Congo-Kinshasa: L'assainissement de la ville de Matadi - Une valse pour Pathy Nzuzi

Préoccupé par l'assainissement de la ville portuaire de Matadi, porte d'entrée et de sortie de la République démocratique du Congo et ville touristique autrefois, le maire Pathy Nzuzi semble ne plus avoir de ressources ni de rhétoriques.

Pour une ville qui est pourrie et qui se meurt, se vautrant dans une insalubrité criante et honteuse, M. Nzuzi wa Makengedi ne sait plus par où commencer. Les artères publiques, l'éclairage public, les fuites d'eau, les immondices, la pollution sonore, les tapages nocturnes, les étalages encombrant rues et couloirs pour piétons et j'en passe... , sont là les fronts sur lesquels doit fourgonner le maire pour réussir l'assainissement de Matadi.

Car, une vue aérienne fait paraître la ville, fleuron de la beauté, comme un bled bon aux réfugiés au regard de tous ces étalages, kiosques,... . construits le long de toutes les artères et voies publiques. Outre qu'ils (étalages, kiosques) avilissent la ville, ils servent aussi de lieux d'hébergement et logement ou nichoir aux enfants de rue et enfants sur la rue. Un autre front sur lequel le maire et le gouvernement tant national que provincial doivent batailler dur.

Face à cette situation déplorable, misérable, consécutive à l'insouciance des gouvernements du pays ayant fait de la politique le seul emploi au détriment de l'intérêt de la nation toute entière, la population pour ne pas se laisser tuer, s'est investie dans l'article 15 au mépris de toutes les lois, règles, normes et autres réglementations. Conséquence : tout se meurt, personne n'écoute personne, et c'est du laisser-faire. L'informel prend le dessus sur le formel ; tout le pays et toutes les couches sociales sont affectés.

Ainsi, les échoppes, étalages, étables envahissent rues, avenues encombrent trottoirs et autres emprises de l'Etat. Et enfin, vive l'insalubrité, destruction des routes et autres méfaits qui se comportent comme un charme, au bonheur des autorités qui, pince sans rire, se délectent de cette situation qui, au lieu de les déshonorer, les encense au contraire, parce qu'elles y roulent avec leurs grosses moulures sans se gêner. Oh quand le pouvoir rend fou, sourd, aveugle sinon despote.

Les quelques rares rationnels, s'ils ne sont pas hypocrites, tentent de sauver la situation et osent de prendre quelques initiatives en vue d'assainir le milieu par des manœuvres acrobatiques. Parmi ceux-là, Nzuzi wa Makengedi à Matadi. Première tentative dès son atterrissage : sécher le « lac » de 24-15 lui légué par Nzeyidio (13 ans durant). Il se cassa la dent, pas de thérapeutique. Deuxième essai : pendant que tant d'autres défis l'épient, c'est l'opération de destruction des kiosques, étalages, étables qui encombrent et envahissent la chaussée et les rues de la ville en la rendant sale et « vilaine ».

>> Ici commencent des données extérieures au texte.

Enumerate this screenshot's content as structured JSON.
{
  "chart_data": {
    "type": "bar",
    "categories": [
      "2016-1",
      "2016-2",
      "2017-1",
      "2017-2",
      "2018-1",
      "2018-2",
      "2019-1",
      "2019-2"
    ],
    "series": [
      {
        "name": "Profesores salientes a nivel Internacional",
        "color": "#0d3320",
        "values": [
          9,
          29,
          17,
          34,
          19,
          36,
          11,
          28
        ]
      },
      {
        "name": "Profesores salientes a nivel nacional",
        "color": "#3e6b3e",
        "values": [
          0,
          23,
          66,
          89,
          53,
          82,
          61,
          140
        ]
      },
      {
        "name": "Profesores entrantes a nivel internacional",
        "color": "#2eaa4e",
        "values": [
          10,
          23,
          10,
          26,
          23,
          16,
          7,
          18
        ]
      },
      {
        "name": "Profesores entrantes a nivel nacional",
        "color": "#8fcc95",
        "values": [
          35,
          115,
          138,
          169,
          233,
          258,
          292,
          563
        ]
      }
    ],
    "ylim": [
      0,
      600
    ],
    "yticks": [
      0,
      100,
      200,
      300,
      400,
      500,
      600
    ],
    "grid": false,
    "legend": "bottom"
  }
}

Amorcée depuis le 4 août dernier à partir de la ville basse entre le pont Pete-pete, dépôt Payvat, dépôt Bracongo, l'opération s'est arrêtée nette et les étalages détruits renaissent. Encore un autre échec ? On n'y est pas loin, car, comment un Makengedi peut aller au bout de sa logique dans un environnement où ces étalages sont partout ? La route Poto-poto d'Equitty-Bank jusqu'à Libongo, sur l'avenue de la Plaine, sur le tronçon Dragage - garage STA ; entre le TG Damar et Concession CVM ; de l'hôtel Métropole à l'Ami-Congo jusqu'au bureau des Affaires sociales de la SCTP sur l'avenue Luthelo (ex la Fontaine) ; le devant du Camp militaire Redjaf pour ne citer que ça en ville-basse et haute. Pourquoi l'opération s'est-elle arrêtée alors ? S'interroge-t-on.

On pense aux « calibres » des propriétaires ou protecteurs de ces échoppes. Ce n'est pas n'importe qui peut construire à ces endroits, et autant le maire doit user d'une rhétorique régale pour convaincre sinon il va s'y brûler, à moins s'il veut montrer ses pattes comme un mille-pattes qui se jette au feu.

En un mot comme en mille, il faut dire que l'assainissement de la ville se révèle être pour Pathy Nzuzi comme une épée sur le talon d'Achille. Y réussira ou pas ? Et par où commencer ? Quelles en sont les urgences ? Autant des questions que l'opinion se pose. Et y réussir serait un exploit d'héros.